I’ve told people their futures in a terrifying way sometimes – and please understand that I hate fortunetelling. It’s meddlesome, dangerous and a mockery of free will – the most important doctrine man has invented. But I was a fortuneteller once in Kansas City, when I was playing a week’s stand there in the theater.

As a part-time magician, I’d met a lot of semi-magician racketeers and learned the tricks of the professional seers. I took an apartment in a cheap district and put up a sign – $2 READINGS – and every day I went there, put on a turban and told fortunes. At first I used what are called ‘cold readings’; that’s a technical term for things you say to people that are bound to impress them and put them off their guard so that they start telling you things about themselves. A typical cold reading is to say that you have a scar on your knee. Everybody has a scar on their knee, because everybody fell down as a child. Another one is to say that a big change took place in your attitude toward life between the ages of 12 and 14.

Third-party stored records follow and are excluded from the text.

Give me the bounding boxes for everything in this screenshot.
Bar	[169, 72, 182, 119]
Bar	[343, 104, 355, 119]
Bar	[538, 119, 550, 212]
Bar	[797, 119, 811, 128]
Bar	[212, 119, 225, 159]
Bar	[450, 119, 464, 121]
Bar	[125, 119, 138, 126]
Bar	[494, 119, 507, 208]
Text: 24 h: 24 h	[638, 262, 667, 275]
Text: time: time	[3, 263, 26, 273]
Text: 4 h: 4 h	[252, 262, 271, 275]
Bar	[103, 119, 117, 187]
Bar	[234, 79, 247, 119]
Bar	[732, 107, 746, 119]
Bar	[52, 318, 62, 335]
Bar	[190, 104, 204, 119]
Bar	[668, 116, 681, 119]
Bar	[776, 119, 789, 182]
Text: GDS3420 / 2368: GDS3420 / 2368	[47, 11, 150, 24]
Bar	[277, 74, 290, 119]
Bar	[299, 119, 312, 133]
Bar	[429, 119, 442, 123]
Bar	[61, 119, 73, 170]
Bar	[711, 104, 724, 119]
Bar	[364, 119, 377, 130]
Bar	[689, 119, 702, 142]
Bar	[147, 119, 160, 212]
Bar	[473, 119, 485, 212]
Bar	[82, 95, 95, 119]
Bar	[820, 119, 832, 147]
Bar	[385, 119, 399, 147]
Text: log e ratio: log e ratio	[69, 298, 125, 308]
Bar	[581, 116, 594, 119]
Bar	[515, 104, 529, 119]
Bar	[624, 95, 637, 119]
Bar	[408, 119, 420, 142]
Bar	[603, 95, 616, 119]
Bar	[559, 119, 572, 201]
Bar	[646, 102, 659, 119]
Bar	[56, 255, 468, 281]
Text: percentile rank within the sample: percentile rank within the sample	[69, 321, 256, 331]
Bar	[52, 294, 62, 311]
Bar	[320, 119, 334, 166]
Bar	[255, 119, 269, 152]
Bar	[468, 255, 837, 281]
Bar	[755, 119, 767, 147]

But in the last two or three days, I stopped doing the tricks and just talked. A woman came in wearing a bright dress. As soon as she sat down, I said, ‘You’ve just lost your husband’; and she burst into tears. I believe that I saw and deduced things that my conscious mind did not record. But consciously, I just said the first thing that came into my head, and it was true. So I was well on the way to contracting the fortune-teller’s occupational disease, which is to start believing in yourself; to become what they call a ‘shut-eye.’ And that’s dangerous.